New Jersey has a lousy reputation in the US. Especially in the Philadelphia and New York metropolitan areas, Jersey is often derided as a second-class state, filled with the northeast corridor’s version of hillbillies and hicks. A state filled with urban pollution, but without the vaunted urban cosmopolitanism. A state with the backwoods ideals, personalities, and mullets of the Deep South, but without any of the beauty.
Of course, given the sympathies and general contrarianism of the Curious Mechanism, this site wholly endorses New Jersey as one of the very best states in the US. It has gambling in Atlantic City, for those who like to gamble. It has easy access to two major cities, Philly and NYC. It has a passable shore. And somewhere it’s got the best corn east of the Mississippi. Oh, and it has a few thousand 24 hour diners, and really, the value of being able to get decent eggs and toast, and a bottomless cup of strong coffee at 3AM cannot be undervalued.
Well, New Jersey has just raised the bar for a lot of other states. It’s officially abolishing its death penalty.

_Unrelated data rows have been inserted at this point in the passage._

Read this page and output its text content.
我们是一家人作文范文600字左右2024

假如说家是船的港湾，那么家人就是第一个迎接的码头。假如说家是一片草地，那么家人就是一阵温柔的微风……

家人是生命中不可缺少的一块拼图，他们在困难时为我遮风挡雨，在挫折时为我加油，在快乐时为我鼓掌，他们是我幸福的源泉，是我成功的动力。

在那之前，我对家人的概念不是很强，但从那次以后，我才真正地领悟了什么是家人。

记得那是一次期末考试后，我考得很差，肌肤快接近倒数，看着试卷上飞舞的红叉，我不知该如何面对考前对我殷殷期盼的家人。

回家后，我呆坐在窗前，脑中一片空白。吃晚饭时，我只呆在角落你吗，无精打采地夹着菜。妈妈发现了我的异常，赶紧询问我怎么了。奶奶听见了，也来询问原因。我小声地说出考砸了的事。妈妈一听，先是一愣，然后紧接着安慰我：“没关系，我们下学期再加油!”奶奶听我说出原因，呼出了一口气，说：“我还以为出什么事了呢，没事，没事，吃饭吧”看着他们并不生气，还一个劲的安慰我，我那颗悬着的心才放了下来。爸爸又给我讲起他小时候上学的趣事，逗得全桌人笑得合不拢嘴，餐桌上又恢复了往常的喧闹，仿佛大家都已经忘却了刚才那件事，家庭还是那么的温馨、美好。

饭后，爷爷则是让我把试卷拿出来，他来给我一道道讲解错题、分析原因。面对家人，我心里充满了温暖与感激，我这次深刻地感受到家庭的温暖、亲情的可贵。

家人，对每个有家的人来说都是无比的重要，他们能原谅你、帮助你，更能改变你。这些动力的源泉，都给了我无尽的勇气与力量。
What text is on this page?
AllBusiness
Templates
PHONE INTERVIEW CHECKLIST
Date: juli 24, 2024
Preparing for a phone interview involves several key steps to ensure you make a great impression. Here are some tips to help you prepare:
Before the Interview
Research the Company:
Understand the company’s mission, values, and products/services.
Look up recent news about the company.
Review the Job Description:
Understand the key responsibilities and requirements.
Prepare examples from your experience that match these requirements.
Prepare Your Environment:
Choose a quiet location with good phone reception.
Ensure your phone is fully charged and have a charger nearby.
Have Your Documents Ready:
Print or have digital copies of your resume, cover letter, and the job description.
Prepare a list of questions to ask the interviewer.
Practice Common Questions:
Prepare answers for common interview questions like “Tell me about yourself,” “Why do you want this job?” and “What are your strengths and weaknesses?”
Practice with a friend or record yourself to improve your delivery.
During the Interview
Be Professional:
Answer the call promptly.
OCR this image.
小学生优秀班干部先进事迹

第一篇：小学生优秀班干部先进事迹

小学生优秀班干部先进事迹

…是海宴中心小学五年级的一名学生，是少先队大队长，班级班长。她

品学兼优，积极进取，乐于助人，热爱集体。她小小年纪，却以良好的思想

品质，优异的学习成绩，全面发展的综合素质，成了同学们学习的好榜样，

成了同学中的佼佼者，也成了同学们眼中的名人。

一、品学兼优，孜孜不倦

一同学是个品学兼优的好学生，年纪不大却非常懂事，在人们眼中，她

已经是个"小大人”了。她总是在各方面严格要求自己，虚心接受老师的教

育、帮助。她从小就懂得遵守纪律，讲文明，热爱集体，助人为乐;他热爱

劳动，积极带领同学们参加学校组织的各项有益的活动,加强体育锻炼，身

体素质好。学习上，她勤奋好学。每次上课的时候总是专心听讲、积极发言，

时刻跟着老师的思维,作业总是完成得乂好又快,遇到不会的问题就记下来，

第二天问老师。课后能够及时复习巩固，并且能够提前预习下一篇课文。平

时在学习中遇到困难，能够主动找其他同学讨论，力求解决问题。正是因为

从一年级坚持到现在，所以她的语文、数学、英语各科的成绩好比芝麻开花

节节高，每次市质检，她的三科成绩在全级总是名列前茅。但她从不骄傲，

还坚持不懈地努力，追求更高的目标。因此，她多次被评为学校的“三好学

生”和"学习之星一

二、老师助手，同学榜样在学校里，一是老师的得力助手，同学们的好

Now, this isn’t a hugely significant in terms of prison sentences, as Jersey’s death row only has eight inmates presently, and NJ hasn’t executed anyone since the 1960s. While all eight inmates will now have life sentences instead of death sentences, the biggest impact will come as, perhaps, New Jersey’s actions could lead other states to their own abolishments of the death penalty. By the time I’m an old, old man, the federal government might be seriously talking about abolishing the death penalty.
It’s a good step in the right direction.